From: Daniel Jacobowitz <drow@false.org>
To: lfk@kerbit.net
Cc: gdb-gnats@sources.redhat.com
Subject: Re: corefiles/2121: gdb crashes sometimes on huge segment mappings
Date: Wed, 3 May 2006 16:35:54 -0400
On Wed, May 03, 2006 at 08:18:37PM -0000, lfk@kerbit.net wrote:
> I'm trying to debug core files (and live processes) that have large
> address spaces (> 2 gig data) and have found that gdb is unable to
> deal with some of the resulting core files. I had been using the
> 6.1post packages from RedHat which contain fixes for largefile
> support in the BFD library and other areas and recently decided to
> try upgrading to the 6.4 release (the number of patches in 6.1post is
> quite large) because I would occasionally come across a process/core
> that GDB couldn't handle.
>
> There is a fundamental issue with the code that handles segment
> mappings in the inferior process or core file when those mappings are
> larger than SSIZE_MAX (2G - 1 on x86/32bit).

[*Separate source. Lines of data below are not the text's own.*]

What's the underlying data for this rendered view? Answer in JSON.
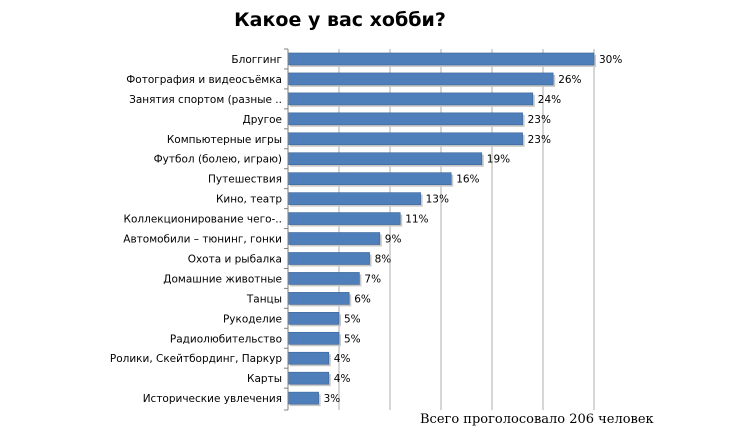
{
  "chart_data": {
    "type": "bar",
    "orientation": "horizontal",
    "title": "Какое у вас хобби?",
    "categories": [
      "Блоггинг",
      "Фотография и видеосъёмка",
      "Занятия спортом (разные ..",
      "Другое",
      "Компьютерные игры",
      "Футбол (болею, играю)",
      "Путешествия",
      "Кино, театр",
      "Коллекционирование чего-..",
      "Автомобили – тюнинг, гонки",
      "Охота и рыбалка",
      "Домашние животные",
      "Танцы",
      "Рукоделие",
      "Радиолюбительство",
      "Ролики, Скейтбординг, Паркур",
      "Карты",
      "Исторические увлечения"
    ],
    "values": [
      30,
      26,
      24,
      23,
      23,
      19,
      16,
      13,
      11,
      9,
      8,
      7,
      6,
      5,
      5,
      4,
      4,
      3
    ],
    "value_labels": [
      "30%",
      "26%",
      "24%",
      "23%",
      "23%",
      "19%",
      "16%",
      "13%",
      "11%",
      "9%",
      "8%",
      "7%",
      "6%",
      "5%",
      "5%",
      "4%",
      "4%",
      "3%"
    ],
    "xlim": [
      0,
      30
    ],
    "grid": true,
    "legend": false,
    "bar_color": "#4f7fbb"
  },
  "footnote": "Всего проголосовало 206 человек"
}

The fread/fwrite stdio
> calls simply return 0 if the size (after being munged into a signed
> type) is < 0. This results in both unreadable core files and gdb
> crashes at times.
> >How-To-Repeat:
> Create a program that mallocs a 2.2GB chunk of space (note a large
> memory RedHat ES/AS config may be required), run it under gdb.
That's not much information about how to reproduce it. What did you
have to _do_ in GDB to cause a problem?
I think your patch is barking up the wrong tree; these interfaces are
perfectly fine, they're just not supposed to be used for unboundedly
large transfers. If GDB ever needs to malloc a 2.2GB buffer to read
into, it's already doing something wrong.